O movimento pela regulamentação de criptoativos vem em boa hora, porque o cenário atual de ausência de um órgão central controlador e a inexistência de indexadores oficiais fornecendo o valor de conversão dessa moeda para a moeda oficial, torna esse novo ambiente de negócios, apesar de sua notória relevância econômica, inseguro juridicamente, inclusive em relação aos efeitos sucessórios decorrentes do falecimento de quem detém criptoativos – o que é usualmente chamado de “herança digital”.
Além do PL aprovado, existem dois outros projetos (PL n° 3.050/2020 e PL n° 5.820/2019) sob análise do Congresso Nacional e que também pretendem trazer maior segurança jurídica para as discussões envolvendo herança digital.
O PL nº 3.050/2020 visa a complementar o art. 1.788 do Código Civil (CC), que dispõe sobre a transmissão dos bens do falecido aos seus herdeiros legítimos quando não existe um testamento. Caso a proposta seja aprovada, passaria a haver disposição legal expressa no sentido de que a sucessão obrigatória também alcança os arquivos digitais de titularidade do autor da herança.
Por sua vez, o PL nº 5.820/2019 versa sobre manifestações de última vontade e os bens que podem ser transferidos por instruções dadas por estes instrumentos. Além de pretender a inclusão dos ativos incorpóreos, o projeto também traz importante definição sobre a herança digital: “(…) entendendo-se essa como vídeos, fotos, livros, senhas de redes sociais, e outros elementos armazenados exclusivamente na rede mundial de computadores, em nuvem”.
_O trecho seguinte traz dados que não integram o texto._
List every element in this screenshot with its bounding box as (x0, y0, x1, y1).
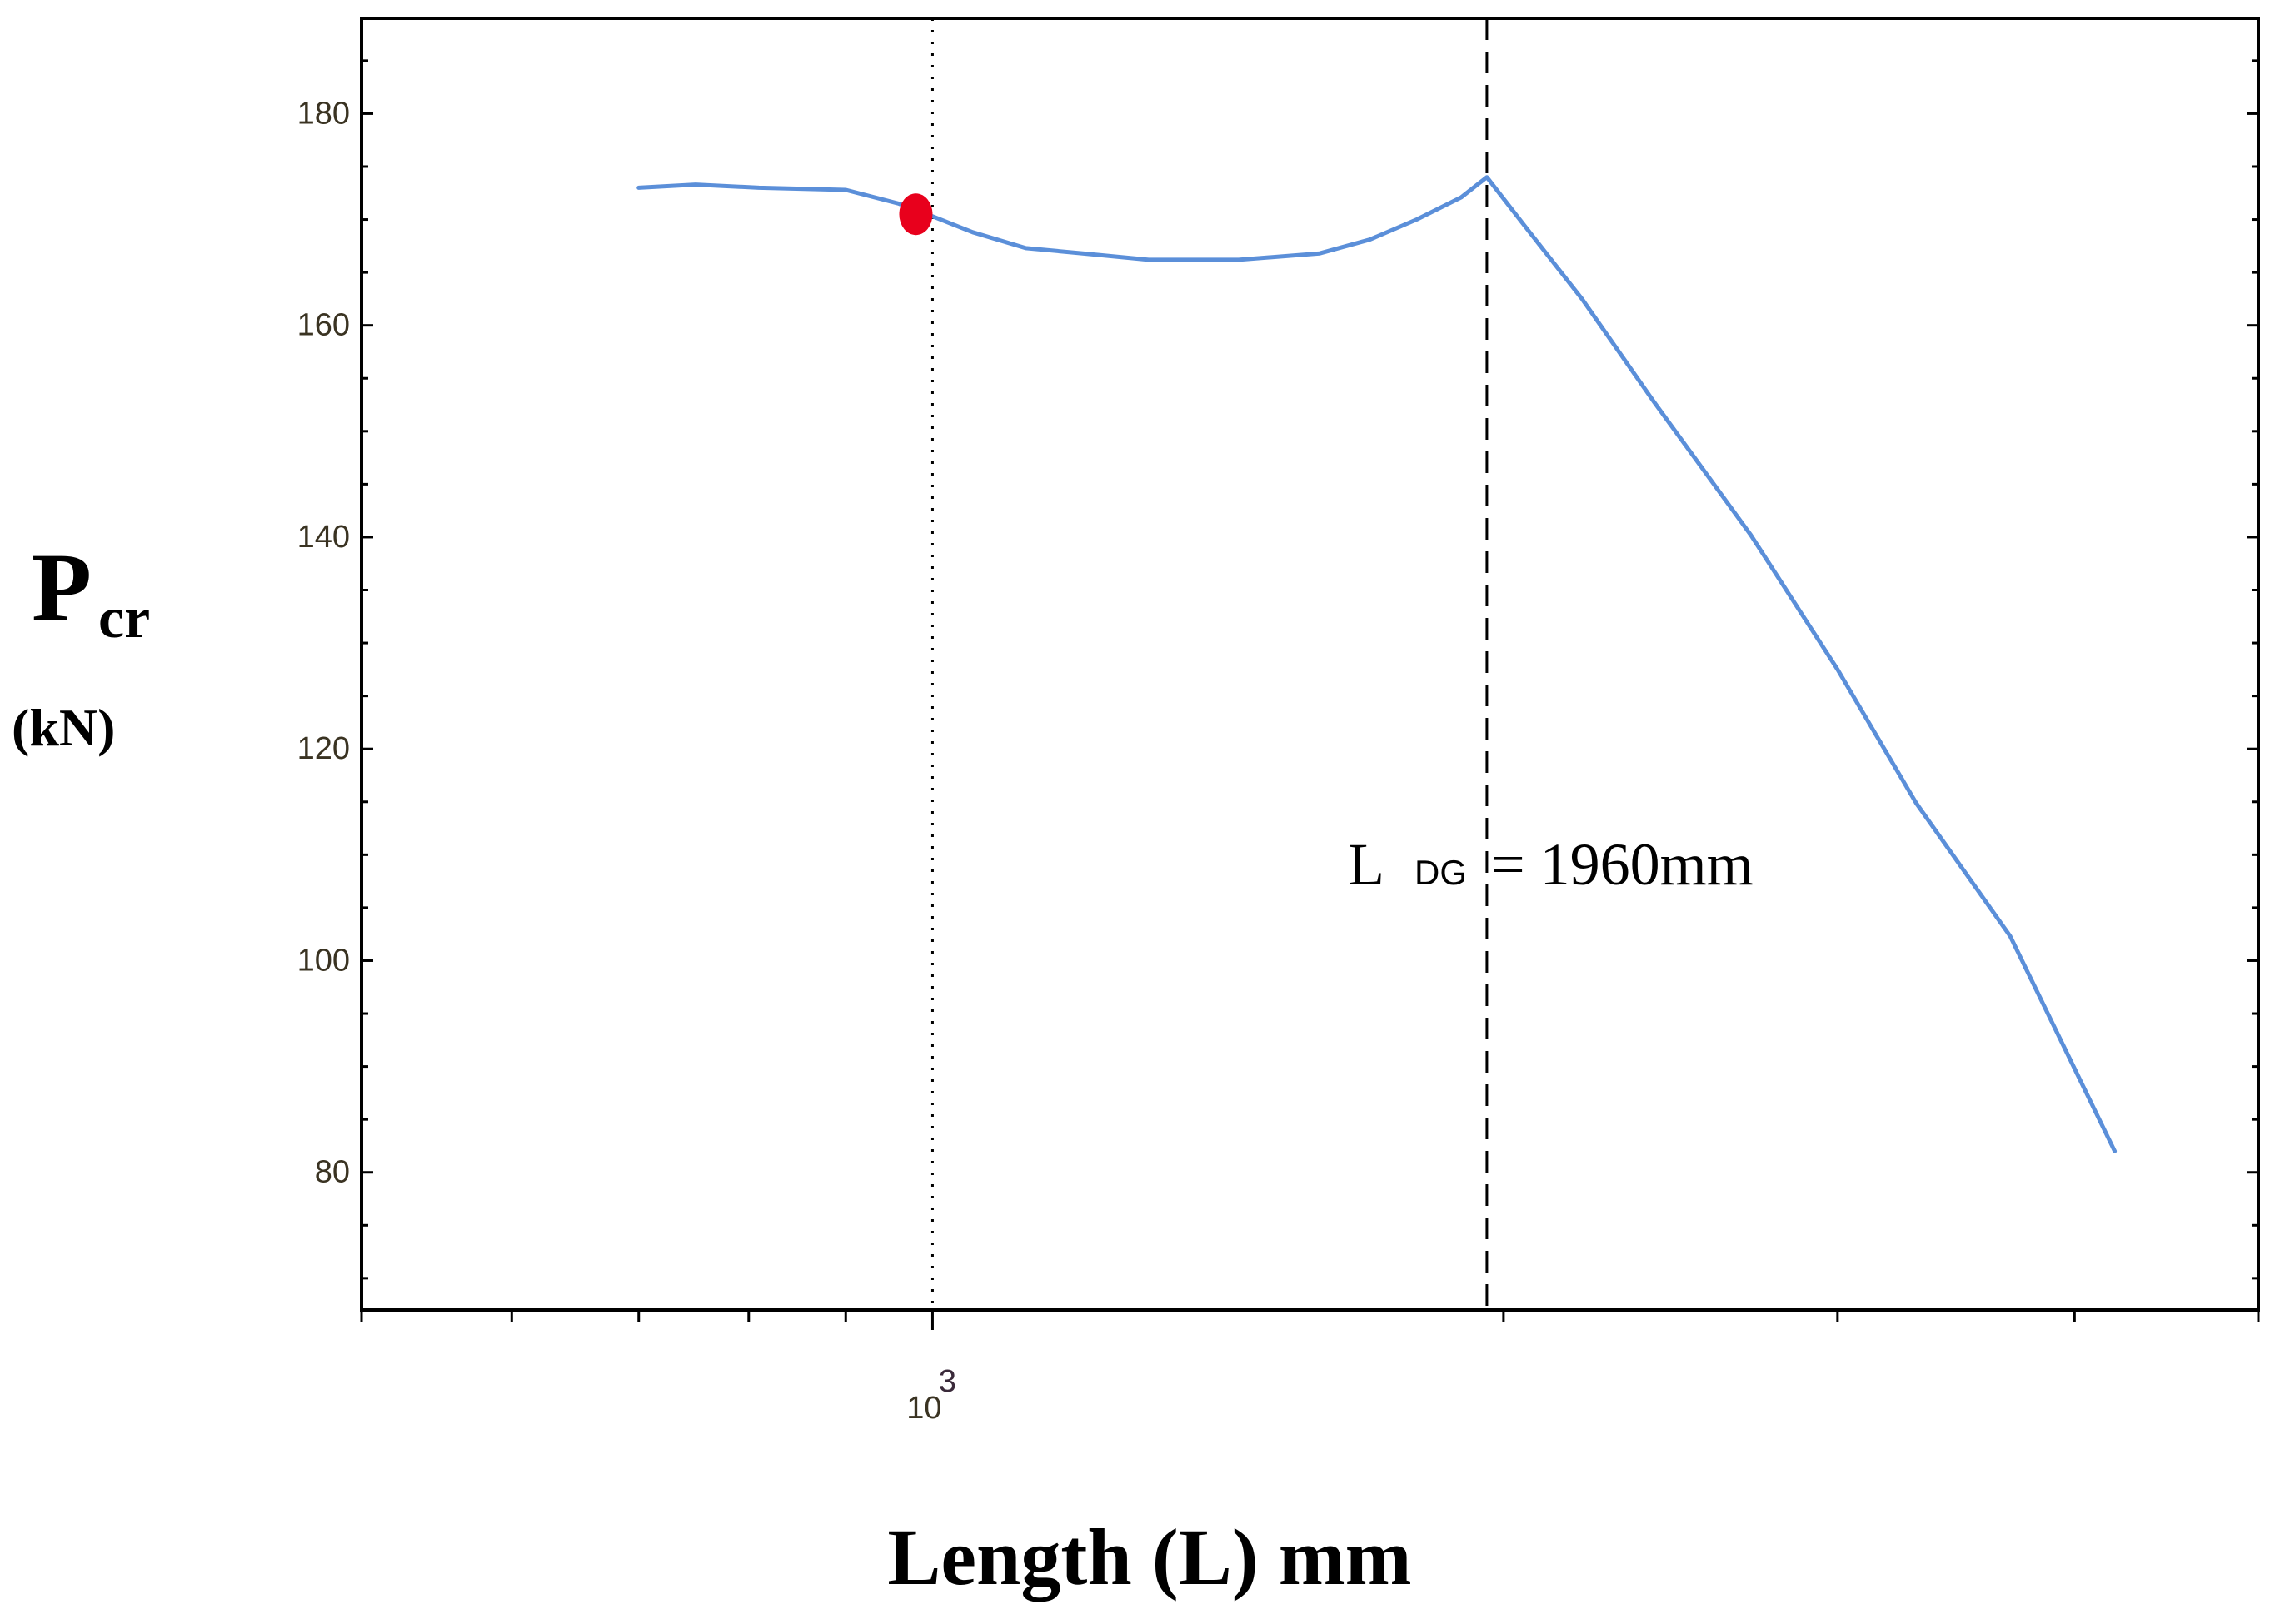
annotation-value: = 1960mm (1491, 831, 1754, 898)
y-tick-label: 80 (315, 1155, 350, 1190)
annotation-label: L (1348, 831, 1384, 898)
y-tick-label: 140 (297, 520, 350, 555)
y-axis-unit: (kN) (12, 698, 115, 757)
x-tick-label-exponent: 3 (939, 1364, 956, 1399)
y-axis-title: P (32, 533, 92, 642)
plot-area (636, 18, 2118, 1310)
y-tick-label: 160 (297, 308, 350, 343)
x-axis-title: Length (L) mm (887, 1512, 1411, 1602)
x-tick-label-base: 10 (906, 1391, 941, 1426)
y-axis-title-subscript: cr (98, 586, 150, 650)
data-point-marker (899, 193, 933, 236)
axes-layer: 80 100 120 140 160 180 103 (297, 17, 2260, 1426)
annotation-subscript: DG (1414, 853, 1467, 892)
y-tick-label: 180 (297, 96, 350, 131)
series-line (636, 175, 2118, 1153)
plot-frame (360, 17, 2260, 1312)
y-tick-label: 100 (297, 943, 350, 978)
y-tick-label: 120 (297, 731, 350, 766)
Referidas iniciativas são relevantes e pioneiras, considerando os grandes entraves de ordem prática que a falta de regulamentação acarreta nesses cenários.
Acesso à carteira digital
Afinal, como assegurar aos herdeiros o acesso às informações da carteira digital diante da inviolabilidade da tecnologia dos criptoativos, que é constituída com base em um sistema criptografado, de modo que seu acesso ocorre por meio de uma única senha, disponibilizada exclusivamente ao seu titular? Como identificar a extensão do acervo digital a ser transmitido aos herdeiros se não há um órgão central que possa ser acionado para disponibilizar essas informações? Como fiscalizar a transferência de criptoativos e avaliar se houve violação à parcela do patrimônio que, por lei, cabe aos herdeiros do titular dos ativos considerando que sequer há intermediação de instituições financeiras nessas transações? Como assegurar aos herdeiros a transferência da propriedade dos criptoativos?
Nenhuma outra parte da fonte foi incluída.